Since interning with Epic the past two years, my cultural blinders have been yanked off. Almost exactly a year ago, I wrote an article for Inheritance Magazine (http://inheritancemag.com/issues/issue-7/) about Epic and what I’d understood and experienced about its mission and journey. Now, I sit in a dorm room in Fort Collins, CO pondering how the implications of what I stated in that article (duality, bi-culturalism, storytelling, cultural redemption) affect me more than ever before.
This afternoon, my flesh was tired. The enemy was pressuring me at those exact places I just mentioned. I felt tired of navigating between being Asian and American. I was tired of trying to have compassion on those who were trying to understand. I was tired of my story sounding close enough, but also being drastically different. I was tired of looking for the silver-lining of what’s “good” about being an ethnic minority. And I was tired of being pointed out as an Ethnic Minority staff or as an example or representative of the changing face of the US. I found myself wishing I could just smudge myself—like an illustrator would to a charcoal drawing—and just blend into whatever was going on around me/whatever group of people that I walked among.
And then… something changed. It’s much later (it’s… now 2:30AM… yikes), and I’m rather embarrassed that I gave in to the temptation to grumble and whine. What it really came down to: I don’t like who I am, and I reject God’s perfect plan! Awful, right?? God and I talked it out, and of course… He was patient with and forgiving of my whining and gracious in His reminder that I have no clue what He’s going to do, so I might as well stop trying to control, ask for hints, or not walk in faith.

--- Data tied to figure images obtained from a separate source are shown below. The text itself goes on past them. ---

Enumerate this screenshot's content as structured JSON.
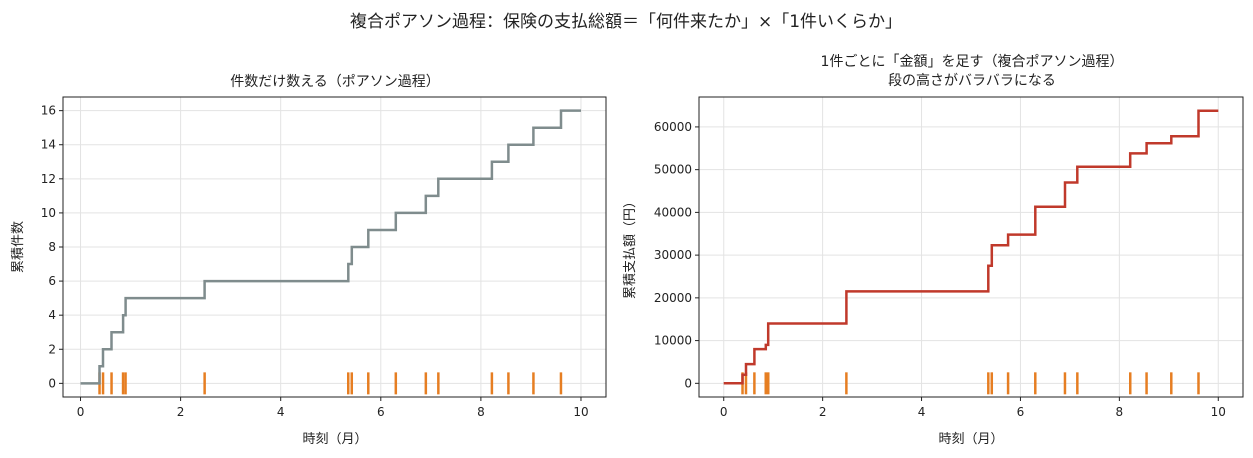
{
  "suptitle": "複合ポアソン過程：保険の支払総額＝「何件来たか」×「1件いくらか」",
  "chart_data": [
    {
      "type": "line",
      "step": "post",
      "title": "件数だけ数える（ポアソン過程）",
      "xlabel": "時刻（月）",
      "ylabel": "累積件数",
      "xlim": [
        -0.35,
        10.5
      ],
      "ylim": [
        -0.8,
        16.8
      ],
      "xticks": [
        0,
        2,
        4,
        6,
        8,
        10
      ],
      "yticks": [
        0,
        2,
        4,
        6,
        8,
        10,
        12,
        14,
        16
      ],
      "grid": true,
      "line_color": "#7f8c8d",
      "rug_color": "#e67e22",
      "x": [
        0,
        0.38,
        0.45,
        0.62,
        0.85,
        0.9,
        2.48,
        5.35,
        5.42,
        5.75,
        6.3,
        6.9,
        7.15,
        8.22,
        8.55,
        9.05,
        9.6,
        10.0
      ],
      "y": [
        0,
        1,
        2,
        3,
        4,
        5,
        6,
        7,
        8,
        9,
        10,
        11,
        12,
        13,
        14,
        15,
        16,
        16
      ],
      "events": [
        0.38,
        0.45,
        0.62,
        0.85,
        0.9,
        2.48,
        5.35,
        5.42,
        5.75,
        6.3,
        6.9,
        7.15,
        8.22,
        8.55,
        9.05,
        9.6
      ]
    },
    {
      "type": "line",
      "step": "post",
      "title": "1件ごとに「金額」を足す（複合ポアソン過程）\n段の高さがバラバラになる",
      "xlabel": "時刻（月）",
      "ylabel": "累積支払額（円）",
      "xlim": [
        -0.5,
        10.5
      ],
      "ylim": [
        -3200,
        67000
      ],
      "xticks": [
        0,
        2,
        4,
        6,
        8,
        10
      ],
      "yticks": [
        0,
        10000,
        20000,
        30000,
        40000,
        50000,
        60000
      ],
      "grid": true,
      "line_color": "#c0392b",
      "rug_color": "#e67e22",
      "x": [
        0,
        0.38,
        0.45,
        0.62,
        0.85,
        0.9,
        2.48,
        5.35,
        5.42,
        5.75,
        6.3,
        6.9,
        7.15,
        8.22,
        8.55,
        9.05,
        9.6,
        10.0
      ],
      "y": [
        0,
        2000,
        4500,
        8000,
        9000,
        14000,
        21500,
        27500,
        32300,
        34800,
        41300,
        47000,
        50700,
        53800,
        56200,
        57800,
        63800,
        63800
      ],
      "events": [
        0.38,
        0.45,
        0.62,
        0.85,
        0.9,
        2.48,
        5.35,
        5.42,
        5.75,
        6.3,
        6.9,
        7.15,
        8.22,
        8.55,
        9.05,
        9.6
      ]
    }
  ]
}
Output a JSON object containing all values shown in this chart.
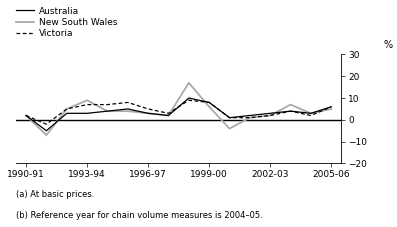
{
  "x_labels": [
    "1990-91",
    "1993-94",
    "1996-97",
    "1999-00",
    "2002-03",
    "2005-06"
  ],
  "x_positions": [
    0,
    3,
    6,
    9,
    12,
    15
  ],
  "years": [
    0,
    1,
    2,
    3,
    4,
    5,
    6,
    7,
    8,
    9,
    10,
    11,
    12,
    13,
    14,
    15
  ],
  "australia": [
    2,
    -5,
    3,
    3,
    4,
    5,
    3,
    2,
    10,
    8,
    1,
    2,
    3,
    4,
    3,
    6
  ],
  "nsw": [
    2,
    -7,
    5,
    9,
    4,
    4,
    3,
    2,
    17,
    6,
    -4,
    1,
    2,
    7,
    3,
    5
  ],
  "victoria": [
    2,
    -2,
    5,
    7,
    7,
    8,
    5,
    3,
    9,
    8,
    1,
    1,
    2,
    4,
    2,
    6
  ],
  "australia_color": "#000000",
  "nsw_color": "#aaaaaa",
  "victoria_color": "#000000",
  "ylim": [
    -20,
    30
  ],
  "yticks": [
    -20,
    -10,
    0,
    10,
    20,
    30
  ],
  "ylabel": "%",
  "footnote1": "(a) At basic prices.",
  "footnote2": "(b) Reference year for chain volume measures is 2004–05.",
  "legend_australia": "Australia",
  "legend_nsw": "New South Wales",
  "legend_victoria": "Victoria"
}
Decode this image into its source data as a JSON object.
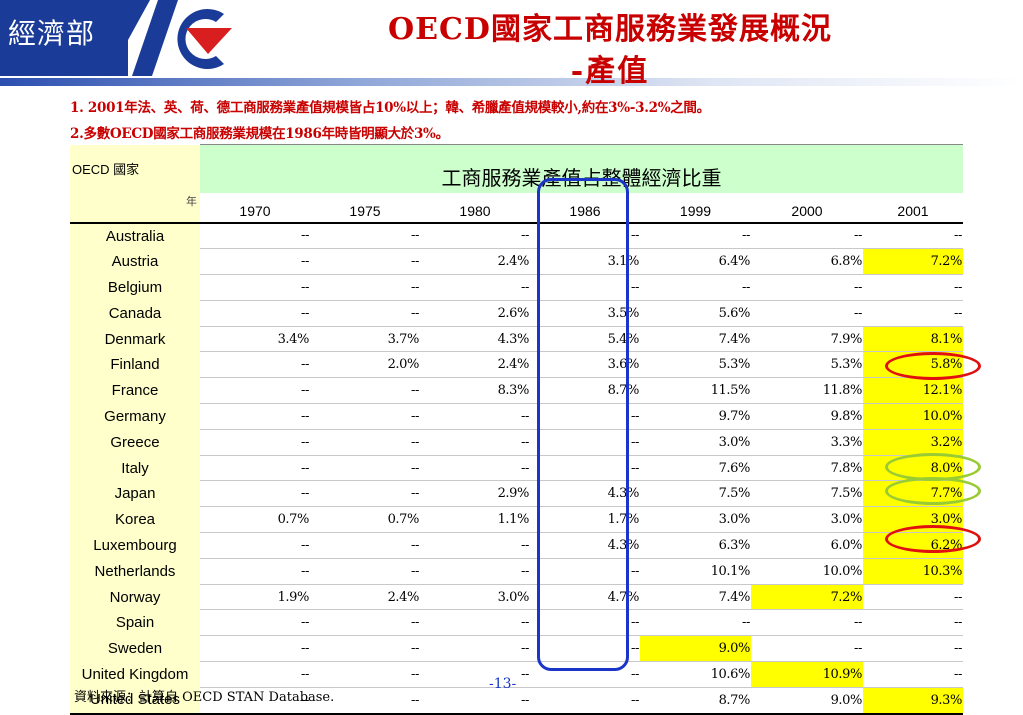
{
  "header": {
    "logo_text": "經濟部",
    "title_line1": "OECD國家工商服務業發展概況",
    "title_line2": "-產值"
  },
  "notes": [
    "1. 2001年法、英、荷、德工商服務業產值規模皆占10%以上；韓、希臘產值規模較小,約在3%-3.2%之間。",
    "2.多數OECD國家工商服務業規模在1986年時皆明顯大於3%。"
  ],
  "table": {
    "corner_label": "OECD 國家",
    "year_corner_label": "年",
    "banner": "工商服務業產值占整體經濟比重",
    "years": [
      "1970",
      "1975",
      "1980",
      "1986",
      "1999",
      "2000",
      "2001"
    ],
    "rows": [
      {
        "country": "Australia",
        "values": [
          "--",
          "--",
          "--",
          "--",
          "--",
          "--",
          "--"
        ],
        "highlight": []
      },
      {
        "country": "Austria",
        "values": [
          "--",
          "--",
          "2.4%",
          "3.1%",
          "6.4%",
          "6.8%",
          "7.2%"
        ],
        "highlight": [
          6
        ]
      },
      {
        "country": "Belgium",
        "values": [
          "--",
          "--",
          "--",
          "--",
          "--",
          "--",
          "--"
        ],
        "highlight": []
      },
      {
        "country": "Canada",
        "values": [
          "--",
          "--",
          "2.6%",
          "3.5%",
          "5.6%",
          "--",
          "--"
        ],
        "highlight": []
      },
      {
        "country": "Denmark",
        "values": [
          "3.4%",
          "3.7%",
          "4.3%",
          "5.4%",
          "7.4%",
          "7.9%",
          "8.1%"
        ],
        "highlight": [
          6
        ]
      },
      {
        "country": "Finland",
        "values": [
          "--",
          "2.0%",
          "2.4%",
          "3.6%",
          "5.3%",
          "5.3%",
          "5.8%"
        ],
        "highlight": [
          6
        ]
      },
      {
        "country": "France",
        "values": [
          "--",
          "--",
          "8.3%",
          "8.7%",
          "11.5%",
          "11.8%",
          "12.1%"
        ],
        "highlight": [
          6
        ]
      },
      {
        "country": "Germany",
        "values": [
          "--",
          "--",
          "--",
          "--",
          "9.7%",
          "9.8%",
          "10.0%"
        ],
        "highlight": [
          6
        ]
      },
      {
        "country": "Greece",
        "values": [
          "--",
          "--",
          "--",
          "--",
          "3.0%",
          "3.3%",
          "3.2%"
        ],
        "highlight": [
          6
        ]
      },
      {
        "country": "Italy",
        "values": [
          "--",
          "--",
          "--",
          "--",
          "7.6%",
          "7.8%",
          "8.0%"
        ],
        "highlight": [
          6
        ]
      },
      {
        "country": "Japan",
        "values": [
          "--",
          "--",
          "2.9%",
          "4.3%",
          "7.5%",
          "7.5%",
          "7.7%"
        ],
        "highlight": [
          6
        ]
      },
      {
        "country": "Korea",
        "values": [
          "0.7%",
          "0.7%",
          "1.1%",
          "1.7%",
          "3.0%",
          "3.0%",
          "3.0%"
        ],
        "highlight": [
          6
        ]
      },
      {
        "country": "Luxembourg",
        "values": [
          "--",
          "--",
          "--",
          "4.3%",
          "6.3%",
          "6.0%",
          "6.2%"
        ],
        "highlight": [
          6
        ]
      },
      {
        "country": "Netherlands",
        "values": [
          "--",
          "--",
          "--",
          "--",
          "10.1%",
          "10.0%",
          "10.3%"
        ],
        "highlight": [
          6
        ]
      },
      {
        "country": "Norway",
        "values": [
          "1.9%",
          "2.4%",
          "3.0%",
          "4.7%",
          "7.4%",
          "7.2%",
          "--"
        ],
        "highlight": [
          5
        ]
      },
      {
        "country": "Spain",
        "values": [
          "--",
          "--",
          "--",
          "--",
          "--",
          "--",
          "--"
        ],
        "highlight": []
      },
      {
        "country": "Sweden",
        "values": [
          "--",
          "--",
          "--",
          "--",
          "9.0%",
          "--",
          "--"
        ],
        "highlight": [
          4
        ]
      },
      {
        "country": "United Kingdom",
        "values": [
          "--",
          "--",
          "--",
          "--",
          "10.6%",
          "10.9%",
          "--"
        ],
        "highlight": [
          5
        ]
      },
      {
        "country": "United States",
        "values": [
          "--",
          "--",
          "--",
          "--",
          "8.7%",
          "9.0%",
          "9.3%"
        ],
        "highlight": [
          6
        ]
      }
    ]
  },
  "annotations": {
    "box_color": "#1a35c8",
    "ring_red_color": "#e01010",
    "ring_green_color": "#99cc33",
    "highlight_color": "#ffff00",
    "country_fill": "#ffffcc",
    "banner_fill": "#ccffcc"
  },
  "footer": {
    "source": "資料來源：計算自 OECD STAN Database.",
    "page_number": "-13-"
  }
}
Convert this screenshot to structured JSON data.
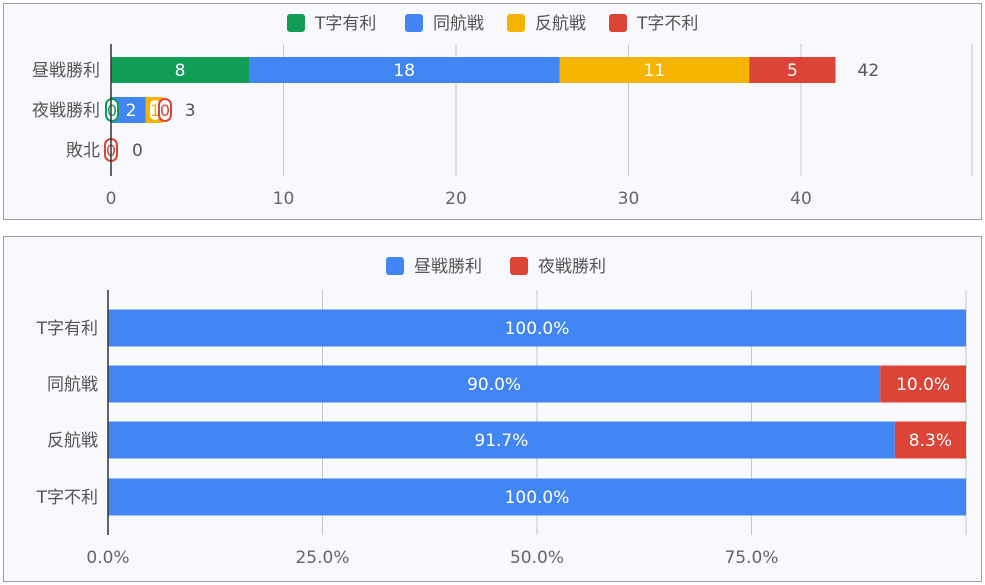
{
  "chart_data": [
    {
      "type": "bar",
      "orientation": "horizontal",
      "stacked": true,
      "categories": [
        "昼戦勝利",
        "夜戦勝利",
        "敗北"
      ],
      "series": [
        {
          "name": "T字有利",
          "color": "#0f9d58",
          "values": [
            8,
            0,
            0
          ]
        },
        {
          "name": "同航戦",
          "color": "#4285f4",
          "values": [
            18,
            2,
            0
          ]
        },
        {
          "name": "反航戦",
          "color": "#f4b400",
          "values": [
            11,
            1,
            0
          ]
        },
        {
          "name": "T字不利",
          "color": "#db4437",
          "values": [
            5,
            0,
            0
          ]
        }
      ],
      "totals": [
        42,
        3,
        0
      ],
      "xlim": [
        0,
        50
      ],
      "xticks": [
        0,
        10,
        20,
        30,
        40
      ],
      "legend_position": "top",
      "grid": true
    },
    {
      "type": "bar",
      "orientation": "horizontal",
      "stacked": "percent",
      "categories": [
        "T字有利",
        "同航戦",
        "反航戦",
        "T字不利"
      ],
      "series": [
        {
          "name": "昼戦勝利",
          "color": "#4285f4",
          "values": [
            100.0,
            90.0,
            91.7,
            100.0
          ],
          "labels": [
            "100.0%",
            "90.0%",
            "91.7%",
            "100.0%"
          ]
        },
        {
          "name": "夜戦勝利",
          "color": "#db4437",
          "values": [
            0,
            10.0,
            8.3,
            0
          ],
          "labels": [
            "",
            "10.0%",
            "8.3%",
            ""
          ]
        }
      ],
      "xlim": [
        0,
        100
      ],
      "xticks": [
        0,
        25,
        50,
        75,
        100
      ],
      "xtick_labels": [
        "0.0%",
        "25.0%",
        "50.0%",
        "75.0%",
        ""
      ],
      "legend_position": "top",
      "grid": true
    }
  ]
}
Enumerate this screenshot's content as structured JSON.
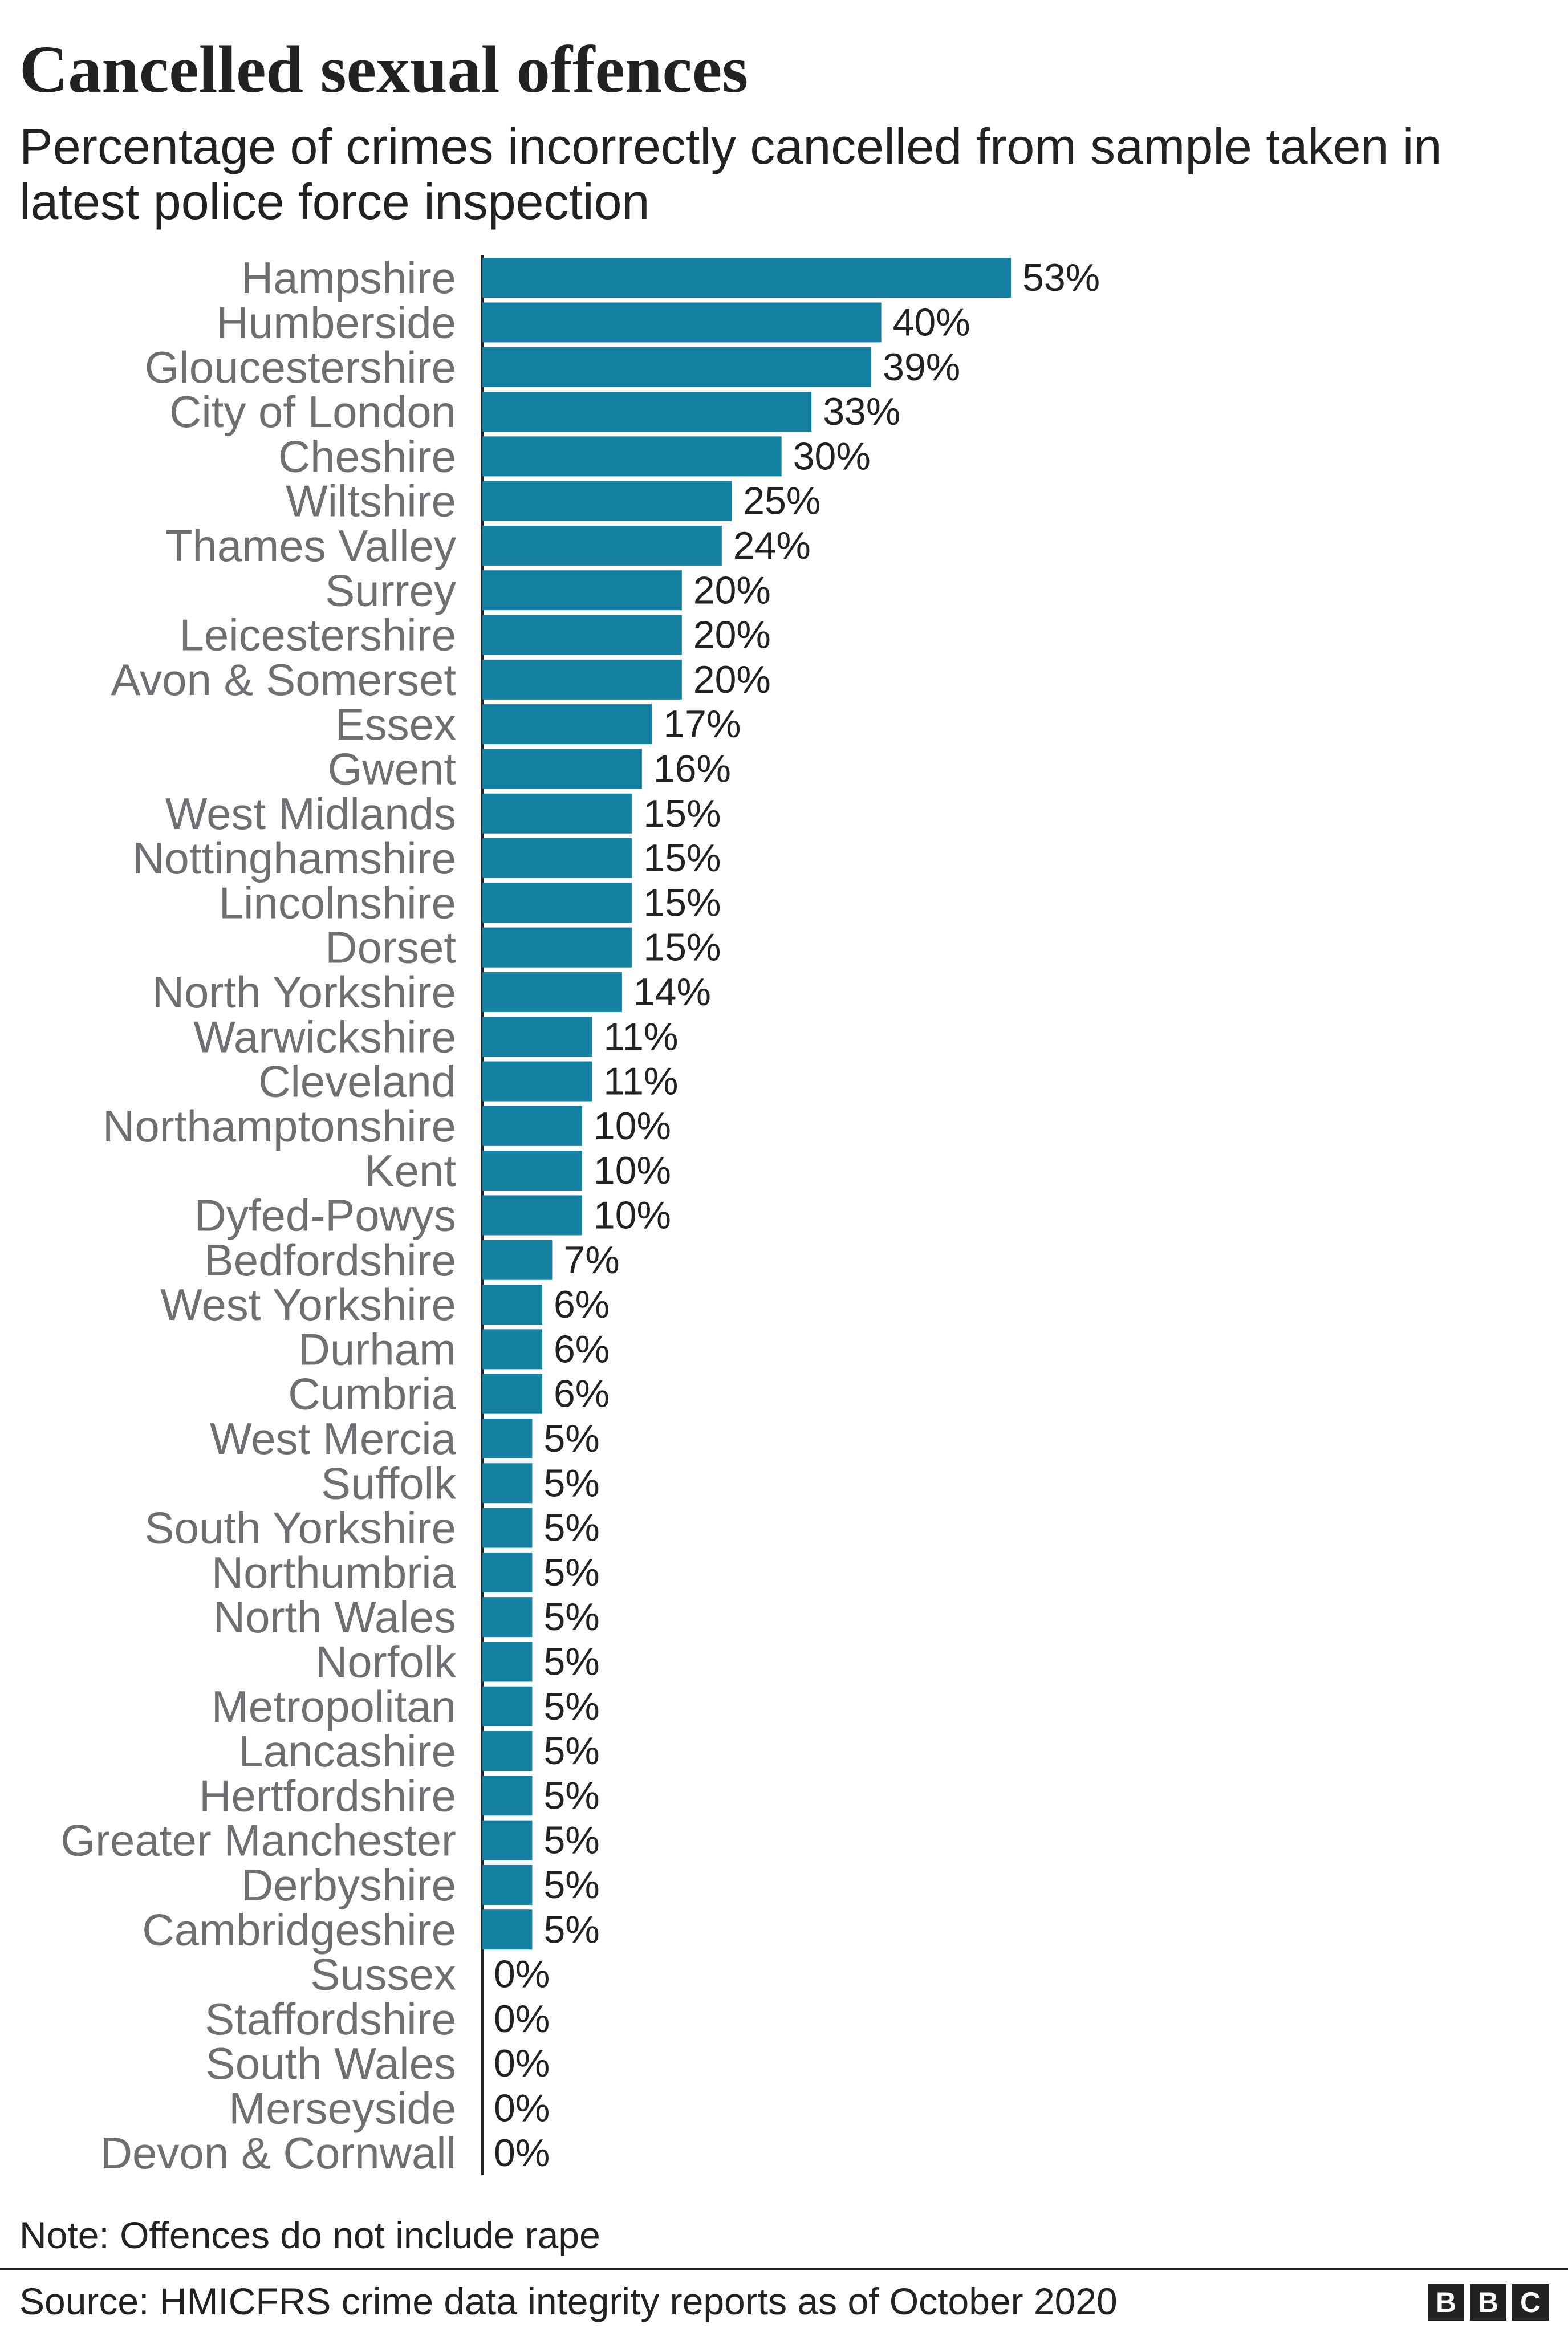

Specifically, He reminded me of several things:
1. My lousy attitude is like a slap-in-the-face to the men and women who’ve advocated and represented ethnic minorities in an earlier time, where there was exceptional resistance and misunderstanding. I sat among some of those people at an ethnic minority staff picnic today. And the organizational progress to reach ethnic minorities in Cru is largely owed to their faith in God, courage, and excellent character and representation. It really was an honor to sit among them… and I definitely felt the shame of my dumb attitude.
2. Why we do this in the first place. A woman working with Nations (Cru’s ministry to Native Americans) came up on stage, her voice quivering with emotion. She felt the Holy Spirit move her to ask for prayer as there’s a stronghold of the spirit of shame within the Native American community. And it hit me again—I need you to hear this loud and clear and remind me when I give in like I did today (seriously, I need you to pray that I never, ever forget this)—she ministers to Native Americans, NOT because she’s Native American, but because God loves ALL people, and she loves God. I don’t try to reach Asian Americans because I’m Asian American, but because God loves all people and because I love God.
3. God doesn’t need me. I can call it quits whenever I want. Don’t misunderstand me here: I have no power in this situation. As soon as I’m unwilling, I’m useless to Him. God in His grace allows me to be a part of something enormously huge (how’s that for hyperbole?) that involves my faith, background, culture, family, education, face, zero-math-skills-ness… etc. BUT it has nothing to do with me. My faith, my background, my culture, etc. is completely about what God wants to do.
So, who am I to say: “UGH, God, I don’t like being this anymore! Change me! Make this easier!”? What if God honored that request?!!? He would strip me of all my worth and identity! He would not come to my rescue in these areas of my life! He would rip from my selfish hands the opportunity to be glorified through me! I would be nothing but a blur on a page… an essay that was intended to be poetry… a broken pencil…
Why would I choose that?
Friends, I hope that in the heat of the moments where we want to give in and say that our identity (even the right one—the one found in who God is) is too much for us to handle, that God in His infinite love and grace simply calls us to be with Him. Nothing else about you matters. And He’ll break strongholds, He’ll come to your rescue, and He’ll use you in magnificent ways… and all will see Him shine through you.